The Weekly's Nick Schou wrote about Millard's uncomfortably close ties to Mansoor (“Mr. Clean,” Oct. 9, 2002) when Mansoor was just a county deputy sheriff running for City Council. Over the years, Mansoor has appointed Millard to city committees and accepted his recommendations to “clean up” Costa Mesa's predominantly Latino Westside, including shuttering a job center he lambasted as a magnet for undocumented workers. Ironically, the job center was created to move day workers out of a city park frequented by caravans of contractor trucks.

In that recent Daily Pilot, police Sergeant Marty Carver concedes that several white supremacist gangs operate in the city. Experts agree. Mark Potok, director of the Southern Poverty Law Center's Intelligence Project, which monitors hate crimes nationwide, said Costa Mesa has been on his organization's radar as a hotspot for intolerance going back several years, and the town's relatively recent emergence as an anti-immigrant bastion now ranks it alongside such backwaters as San Bernardino and Avon Park, Florida.

“There is no question Costa Mesa is a microcosm of the worst that's going on with immigration in this country,” Potok said.

Hate crimes often fester in communities where racially charged issues are being publicly debated, he added.

“As a general matter, when people in positions of authority vilify and demonize groups of people, you do see an uptick of hate crimes against those very people in that community,” Potok said. “Pat Robertson does not hit gay people with baseball bats, but other people do after hearing Pat Robertson bash gays. The same goes for Costa Mesa.”

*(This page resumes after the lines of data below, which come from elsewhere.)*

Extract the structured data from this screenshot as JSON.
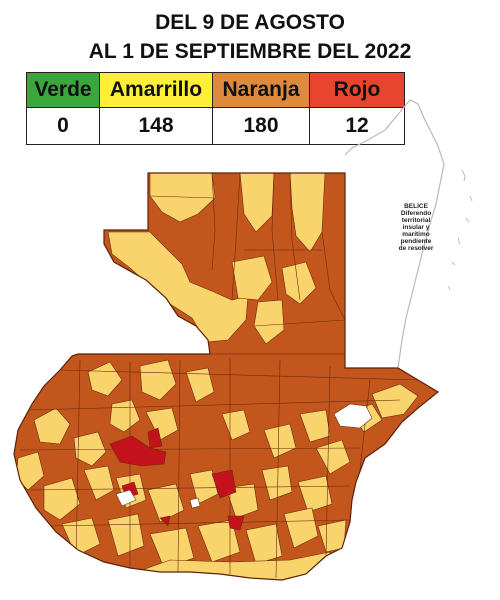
{
  "title": {
    "line1": "DEL 9 DE AGOSTO",
    "line2": "AL 1 DE SEPTIEMBRE DEL 2022"
  },
  "legend": [
    {
      "label": "Verde",
      "count": "0",
      "color": "#3aa63c"
    },
    {
      "label": "Amarrillo",
      "count": "148",
      "color": "#ffef38"
    },
    {
      "label": "Naranja",
      "count": "180",
      "color": "#de8a3e"
    },
    {
      "label": "Rojo",
      "count": "12",
      "color": "#e8452e"
    }
  ],
  "map": {
    "colors": {
      "yellow": "#f9d46c",
      "orange": "#c3561c",
      "red": "#c3121c",
      "lake": "#ffffff",
      "border": "#6b2a0d"
    },
    "belize_note": [
      "BELICE",
      "Diferendo",
      "territorial",
      "insular y",
      "marítimo",
      "pendiente",
      "de resolver"
    ]
  }
}
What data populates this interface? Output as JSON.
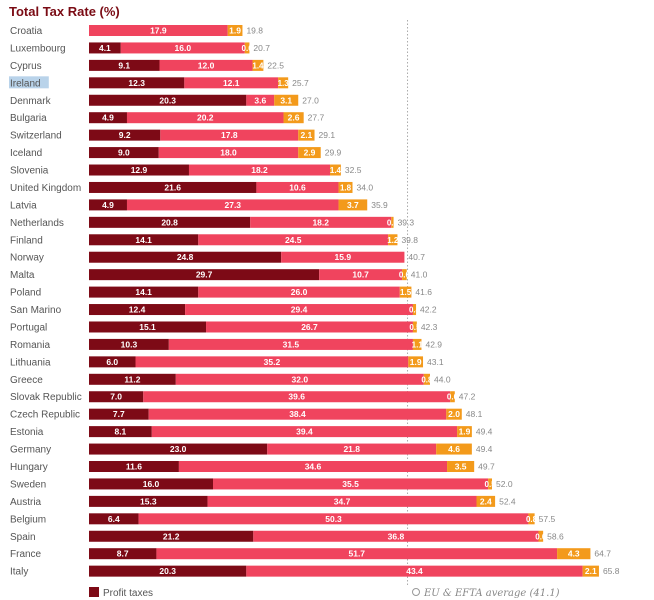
{
  "chart_data": {
    "type": "bar",
    "orientation": "horizontal",
    "stacked": true,
    "title": "Total Tax Rate (%)",
    "categories": [
      "Croatia",
      "Luxembourg",
      "Cyprus",
      "Ireland",
      "Denmark",
      "Bulgaria",
      "Switzerland",
      "Iceland",
      "Slovenia",
      "United Kingdom",
      "Latvia",
      "Netherlands",
      "Finland",
      "Norway",
      "Malta",
      "Poland",
      "San Marino",
      "Portugal",
      "Romania",
      "Lithuania",
      "Greece",
      "Slovak Republic",
      "Czech Republic",
      "Estonia",
      "Germany",
      "Hungary",
      "Sweden",
      "Austria",
      "Belgium",
      "Spain",
      "France",
      "Italy"
    ],
    "highlighted_category": "Ireland",
    "series": [
      {
        "name": "Profit taxes",
        "color": "#7d0a16",
        "values": [
          0.0,
          4.1,
          9.1,
          12.3,
          20.3,
          4.9,
          9.2,
          9.0,
          12.9,
          21.6,
          4.9,
          20.8,
          14.1,
          24.8,
          29.7,
          14.1,
          12.4,
          15.1,
          10.3,
          6.0,
          11.2,
          7.0,
          7.7,
          8.1,
          23.0,
          11.6,
          16.0,
          15.3,
          6.4,
          21.2,
          8.7,
          20.3
        ]
      },
      {
        "color": "#f0445e",
        "values": [
          17.9,
          16.0,
          12.0,
          12.1,
          3.6,
          20.2,
          17.8,
          18.0,
          18.2,
          10.6,
          27.3,
          18.2,
          24.5,
          15.9,
          10.7,
          26.0,
          29.4,
          26.7,
          31.5,
          35.2,
          32.0,
          39.6,
          38.4,
          39.4,
          21.8,
          34.6,
          35.5,
          34.7,
          50.3,
          36.8,
          51.7,
          43.4
        ]
      },
      {
        "color": "#f39a1b",
        "values": [
          1.9,
          0.6,
          1.4,
          1.3,
          3.1,
          2.6,
          2.1,
          2.9,
          1.4,
          1.8,
          3.7,
          0.3,
          1.2,
          0.0,
          0.6,
          1.5,
          0.4,
          0.5,
          1.1,
          1.9,
          0.8,
          0.6,
          2.0,
          1.9,
          4.6,
          3.5,
          0.5,
          2.4,
          0.8,
          0.6,
          4.3,
          2.1
        ]
      }
    ],
    "totals": [
      19.8,
      20.7,
      22.5,
      25.7,
      27.0,
      27.7,
      29.1,
      29.9,
      32.5,
      34.0,
      35.9,
      39.3,
      39.8,
      40.7,
      41.0,
      41.6,
      42.2,
      42.3,
      42.9,
      43.1,
      44.0,
      47.2,
      48.1,
      49.4,
      49.4,
      49.7,
      52.0,
      52.4,
      57.5,
      58.6,
      64.7,
      65.8
    ],
    "xlim": [
      0,
      70
    ],
    "average": {
      "label": "EU & EFTA average (41.1)",
      "value": 41.1
    },
    "legend": {
      "label": "Profit taxes",
      "color": "#7d0a16",
      "position": "bottom"
    },
    "grid": false
  }
}
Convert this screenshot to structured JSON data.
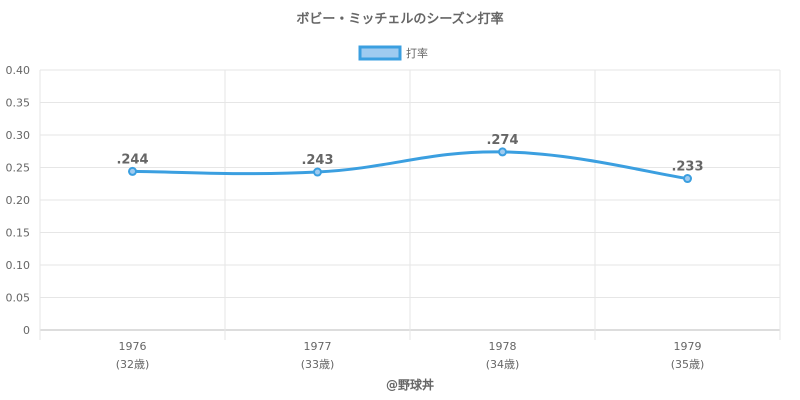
{
  "chart_data": {
    "type": "line",
    "title": "ボビー・ミッチェルのシーズン打率",
    "legend": {
      "label": "打率",
      "position": "top"
    },
    "categories": [
      "1976",
      "1977",
      "1978",
      "1979"
    ],
    "sublabels": [
      "(32歳)",
      "(33歳)",
      "(34歳)",
      "(35歳)"
    ],
    "series": [
      {
        "name": "打率",
        "values": [
          0.244,
          0.243,
          0.274,
          0.233
        ],
        "labels": [
          ".244",
          ".243",
          ".274",
          ".233"
        ]
      }
    ],
    "yticks": [
      "0",
      "0.05",
      "0.10",
      "0.15",
      "0.20",
      "0.25",
      "0.30",
      "0.35",
      "0.40"
    ],
    "ylim": [
      0,
      0.4
    ],
    "grid": true,
    "colors": {
      "line": "#3b9fe0",
      "fill": "#9fcbf0",
      "grid": "#e6e6e6",
      "text": "#666666"
    }
  },
  "footer": "@野球丼"
}
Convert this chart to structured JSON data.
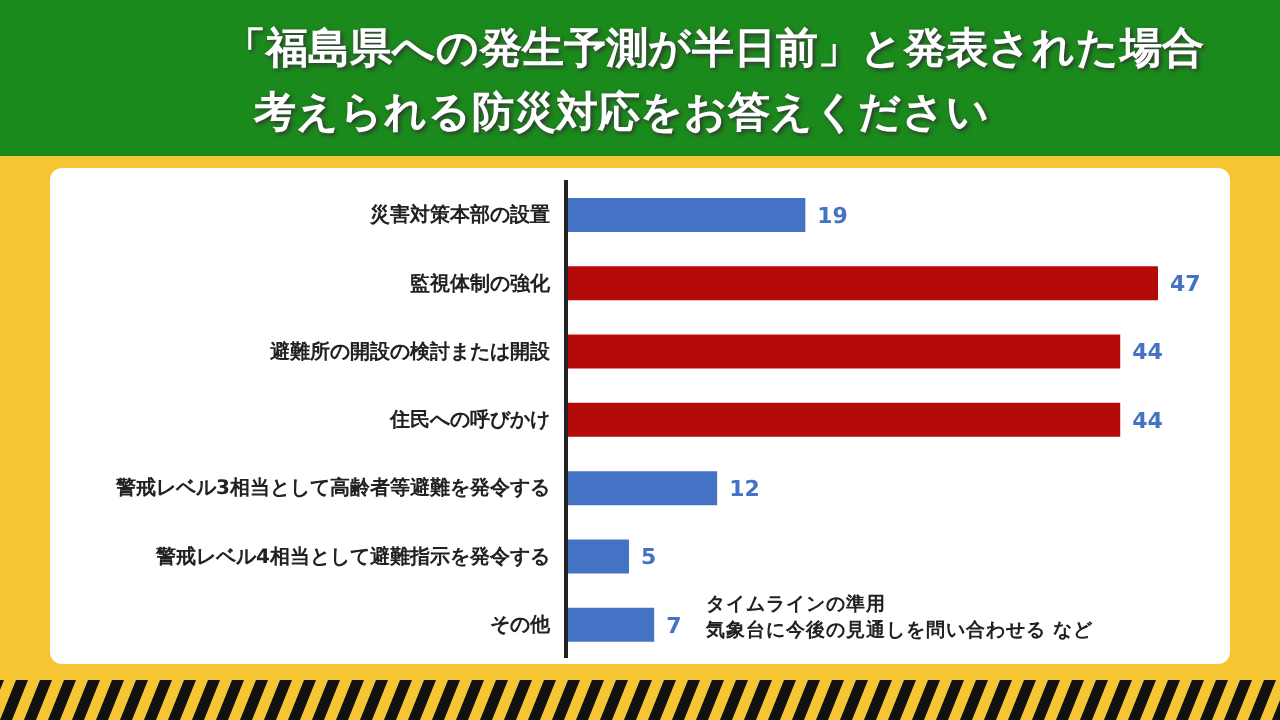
{
  "chart_data": {
    "type": "bar",
    "orientation": "horizontal",
    "title": "「福島県への発生予測が半日前」と発表された場合",
    "subtitle": "考えられる防災対応をお答えください",
    "categories": [
      "災害対策本部の設置",
      "監視体制の強化",
      "避難所の開設の検討または開設",
      "住民への呼びかけ",
      "警戒レベル3相当として高齢者等避難を発令する",
      "警戒レベル4相当として避難指示を発令する",
      "その他"
    ],
    "values": [
      19,
      47,
      44,
      44,
      12,
      5,
      7
    ],
    "colors": [
      "#4472c4",
      "#b50a0a",
      "#b50a0a",
      "#b50a0a",
      "#4472c4",
      "#4472c4",
      "#4472c4"
    ],
    "data_labels": true,
    "grid": false,
    "legend": false,
    "annotations": [
      "タイムラインの準用",
      "気象台に今後の見通しを問い合わせる など"
    ]
  }
}
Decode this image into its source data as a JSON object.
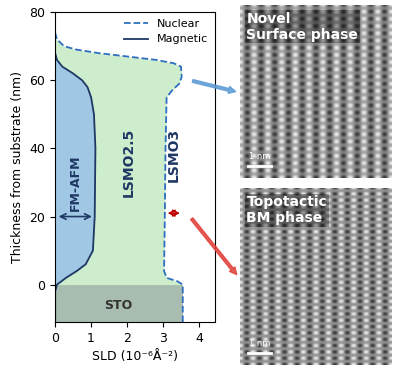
{
  "chart_data": {
    "type": "line",
    "xlabel": "SLD (10⁻⁶Å⁻²)",
    "ylabel": "Thickness from substrate (nm)",
    "xlim": [
      0,
      4.45
    ],
    "xticks": [
      0,
      1,
      2,
      3,
      4
    ],
    "ylim": [
      -11,
      80
    ],
    "yticks": [
      0,
      20,
      40,
      60,
      80
    ],
    "legend": "upper right",
    "series": [
      {
        "name": "Nuclear",
        "color": "#2e6fbf",
        "line_style": "dashed",
        "thickness": [
          -11,
          0,
          1,
          2,
          4,
          20,
          40,
          55,
          57,
          59,
          61,
          64,
          65,
          66,
          67,
          68,
          69,
          70,
          72,
          74
        ],
        "sld": [
          3.55,
          3.55,
          3.4,
          3.1,
          3.03,
          3.05,
          3.07,
          3.1,
          3.25,
          3.45,
          3.52,
          3.5,
          3.3,
          2.8,
          2.0,
          1.2,
          0.6,
          0.25,
          0.05,
          0.0
        ]
      },
      {
        "name": "Magnetic",
        "color": "#1f3864",
        "line_style": "solid",
        "thickness": [
          -11,
          -2,
          0,
          2,
          4,
          6,
          10,
          20,
          40,
          50,
          55,
          58,
          60,
          62,
          64,
          66,
          68
        ],
        "sld": [
          0.0,
          0.0,
          0.05,
          0.3,
          0.6,
          0.85,
          1.05,
          1.1,
          1.12,
          1.08,
          1.0,
          0.9,
          0.75,
          0.5,
          0.2,
          0.05,
          0.0
        ]
      }
    ],
    "annotations": {
      "fm_afm": "FM-AFM",
      "lsmo25": "LSMO2.5",
      "lsmo3": "LSMO3",
      "substrate": "STO"
    }
  },
  "panels": [
    {
      "label": "Novel\nSurface phase",
      "scale_bar": "1 nm"
    },
    {
      "label": "Topotactic\nBM phase",
      "scale_bar": "1 nm"
    }
  ]
}
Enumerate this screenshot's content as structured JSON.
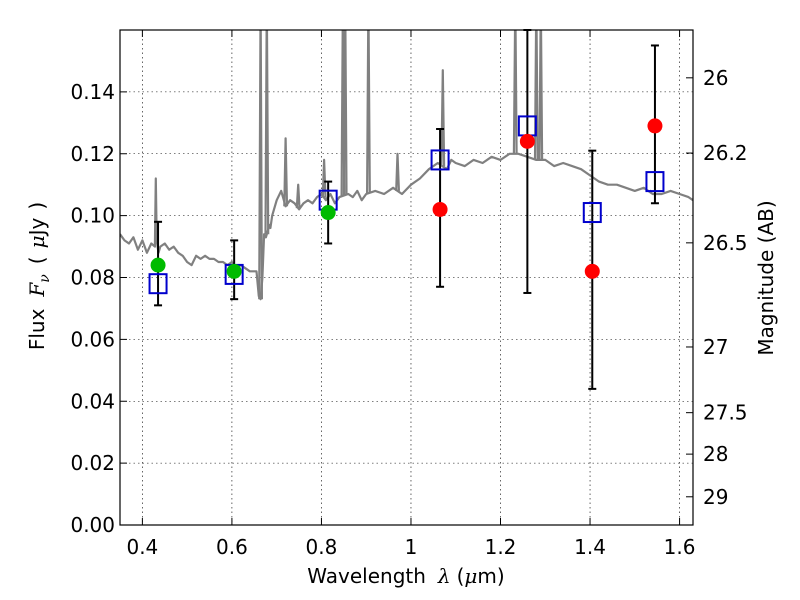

Rusty Kennedy, executive director of the Orange County Human Relations Commission, was unaware of the Costa Mesa convenience store incident until he was contacted by the Weekly, but agreed there's a connection between racial intolerance in the halls of power and hate crimes in the streets.

“You tend to see over time a high correlation with public debates—particularly when they get real nasty—and a rise in incidents in that community,” Kennedy said.

He cited the uproar over the Rodney King beating leading to more hate crimes against African-Americans. When the Japanese were blamed for undermining the American auto industry in the mid-1980s, Kennedy noted, Asians were attacked. After 9/11, Muslims were targeted.

“When the debate on immigrants gets more and more hostile, and the vilifying of immigrants gets more acceptable, you see the fringes of society acting out their own odious beliefs with hate crimes,” Kennedy said. “It's not like those engaged in the public debate are themselves perpetrating hate crimes, but the fringes of society feel newly emboldened when the public discourse comes down to certain name calling and hostility.”

Of course, the July 7 attack involved non-immigrants: a white man and a black man. Despite their numerically small population, African-Americans are the most frequently targeted victims of hate crimes in Orange County, but Kennedy said his commission's figures show such incidents against blacks have decreased. There were 152 hate crimes and other incidents in OC in 2004 and again in 2005, but while 28 were directed at African-Americans in '04, only 22 were logged in '05.

Indeed, hate crimes decreased against all ethnic groups last year—except one.

“The one community that experienced a significant increase in the number of hate crimes and incidents was the Latino community, where we documented over a 100 percent increase, from six in 2004 to 14 in 2005,” Kennedy said. “We believe this is connected with backlash against immigrants based on the hostile and divisive public debate on immigration over the last year.”

As the Republican Party hitches its re-election trailer to immigration reform and gay marriage, Kennedy suggests those debating the issues stick to the facts without spouting rhetoric that demonizes individuals.

“We should use 'undocumented resident' instead of 'alien,' which makes someone sound not even human,” he said. “And no one should be called illegal because there is no such thing as an illegal person. Only acts can be illegal.”